The big picture
QROPS tax sits at the intersection of two regimes: HMRC's pension-transfer rules on the UK side, and Indian income-tax rules on the receiving side. Most NRIs only need to think about three things: the 25% Overseas Transfer Charge, the 55% unauthorised payment charge, and how Indian withdrawals are taxed. Get those right and your transfer is clean.
The 25% Overseas Transfer Charge (OTC)
HMRC may apply a 25% charge on QROPS transfers in 2026. The exemption that NRIs typically rely on is "country of residence": if the receiving QROPS is in the country where you are tax-resident, the charge does not apply.
For an NRI tax-resident in India transferring to an Indian QROPS, the OTC therefore typically doesn't apply — but the timing matters. HMRC tests residency at the moment of transfer and continues to look at it for the five years that follow.
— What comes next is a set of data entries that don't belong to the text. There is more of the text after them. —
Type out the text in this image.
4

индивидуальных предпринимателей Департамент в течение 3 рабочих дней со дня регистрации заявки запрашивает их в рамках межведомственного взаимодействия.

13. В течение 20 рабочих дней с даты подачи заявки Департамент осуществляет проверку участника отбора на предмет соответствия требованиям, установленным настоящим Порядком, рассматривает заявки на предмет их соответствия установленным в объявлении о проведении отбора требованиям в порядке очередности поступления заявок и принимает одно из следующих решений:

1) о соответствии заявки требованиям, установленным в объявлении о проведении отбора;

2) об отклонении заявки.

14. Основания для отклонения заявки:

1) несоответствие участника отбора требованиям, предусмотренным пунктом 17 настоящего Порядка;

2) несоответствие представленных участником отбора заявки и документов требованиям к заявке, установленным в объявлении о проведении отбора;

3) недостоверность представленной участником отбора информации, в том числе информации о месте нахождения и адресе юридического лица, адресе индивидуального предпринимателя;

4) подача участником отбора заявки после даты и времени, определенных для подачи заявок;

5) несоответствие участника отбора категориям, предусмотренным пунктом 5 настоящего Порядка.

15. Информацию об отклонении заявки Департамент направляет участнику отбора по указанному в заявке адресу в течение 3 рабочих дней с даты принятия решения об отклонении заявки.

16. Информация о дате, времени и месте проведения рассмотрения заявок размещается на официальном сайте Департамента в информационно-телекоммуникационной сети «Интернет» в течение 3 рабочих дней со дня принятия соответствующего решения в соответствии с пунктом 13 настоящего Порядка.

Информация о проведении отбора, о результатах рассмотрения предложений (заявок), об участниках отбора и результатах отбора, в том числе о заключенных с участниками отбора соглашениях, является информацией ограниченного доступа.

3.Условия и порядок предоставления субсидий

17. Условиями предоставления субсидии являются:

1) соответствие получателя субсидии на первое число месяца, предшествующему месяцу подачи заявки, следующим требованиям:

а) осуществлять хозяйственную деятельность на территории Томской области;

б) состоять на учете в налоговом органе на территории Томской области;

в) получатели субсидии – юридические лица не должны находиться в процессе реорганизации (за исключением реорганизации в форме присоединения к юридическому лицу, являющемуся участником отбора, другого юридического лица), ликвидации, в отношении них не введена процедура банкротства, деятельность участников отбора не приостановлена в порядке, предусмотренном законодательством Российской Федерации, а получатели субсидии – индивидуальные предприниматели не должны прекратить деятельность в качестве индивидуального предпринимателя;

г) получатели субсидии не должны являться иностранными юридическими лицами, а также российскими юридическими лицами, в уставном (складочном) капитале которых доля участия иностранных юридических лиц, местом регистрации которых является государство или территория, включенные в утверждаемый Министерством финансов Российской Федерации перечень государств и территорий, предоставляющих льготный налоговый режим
If you change residency in that window, the charge can be retrospectively triggered.
Practical takeaway
Most clients we work with either complete the transfer after they're firmly established as Indian tax residents, or they document residency intent in a way that aligns with HMRC's tests. Don't transfer in a residency grey area.
The 55% unauthorised payment charge
If your UK pension is transferred to a scheme that isn't on HMRC's ROPS list, HMRC can treat it as an unauthorised payment and charge up to 55% of the transferred amount. There may also be additional surcharges and scheme sanction charges.
This is the single biggest reason transfers must only ever go to HMRC-recognised schemes — verified live, against the current ROPS register. Schemes can move on or off the list; checking once doesn't cut it.
The UK-India DTAA
The UK-India Double Taxation Avoidance Agreement determines how pension income is taxed when an NRI is tax-resident in India. The treaty's pension articles generally allocate primary taxing rights to the country of residence (India) for non-government pensions, with reliefs preventing double taxation.
The exact mechanics depend on the type of pension, the source of contributions, and your residency history. The typical NRI position — private UK pension, transferred to QROPS, drawn while tax-resident in India — usually means Indian tax applies on withdrawals, with credit for any UK tax that may have been deducted at source.
Indian taxation of QROPS withdrawals
Once your funds are in an Indian QROPS scheme, withdrawals are generally subject to Indian income-tax rules. The exact treatment varies by scheme structure:
- Lump-sum withdrawals may attract tax under section 56 or scheme-specific rules; some structures allow a portion as a tax-free corpus return.
- Regular pension income is typically taxed as income from pensions under the head "Salaries".
- Surrender or commutation can have different treatment again.
Indian tax rates apply at slab rates — the same as your other Indian income. Your scheme will normally deduct TDS at source where applicable.
TDS at the Indian end
Indian schemes typically apply TDS on pension withdrawals based on the recipient's PAN and the slab rate that would apply. NRIs and resident NRIs need a valid PAN to avoid the higher TDS rate. Once you've filed your Indian return for the year, any over-deduction is refundable.
Reporting obligations
Two reporting layers to be aware of:
- Indian Income Tax Return. Pension income from a QROPS must be declared in your annual ITR. NRIs who become resident-NRIs after relocation also typically need to disclose foreign assets in Schedule FA for the years where Indian residency is established but UK assets remain.
- UK reporting. The QROPS scheme administrator may have member-payment reporting obligations to HMRC for ten years post-transfer; this is mostly invisible to you.
The 2027 UK inheritance tax change
From April 2027, UK inheritance tax (IHT) is expected to apply to unused pension funds on death. NRIs leaving large UK pension pots untouched could see the post-2027 IHT exposure significantly affect what beneficiaries receive. Transferring into an Indian QROPS while you're tax-resident in India can move the assets out of UK IHT scope — one common reason this is on a lot of NRIs' radars now.
Get your tax position modelled
Free cross-border tax review
OTC analysis, DTAA mapping, Indian withdrawal tax modelled together — in writing.
Common tax mistakes
- Transferring before establishing tax residency in India. Triggers OTC.
- Picking a scheme not on the ROPS list. Triggers up to 55%.
- Forgetting the 5-year retrospective window for OTC. Residency changes can claw back the exemption.
- Skipping Schedule FA disclosure in the year of transition. Penalties for non-disclosure of foreign assets are steep.
The honest disclaimer
Tax outcomes for any specific transfer depend on your residency, scheme structure, drawdown plan and the live tax position. The information here is general and educational. Specific personal advice should be sought from a qualified tax adviser. Our QROPS specialists model the tax position before any transfer goes ahead and we always recommend confirming with a tax adviser in your jurisdiction before drawing income.
Final word
QROPS tax is rarely the deal-breaker NRIs fear — it's just an area where shortcuts are expensive. With the right residency timing and a scheme that's on the ROPS list, the framework works as intended.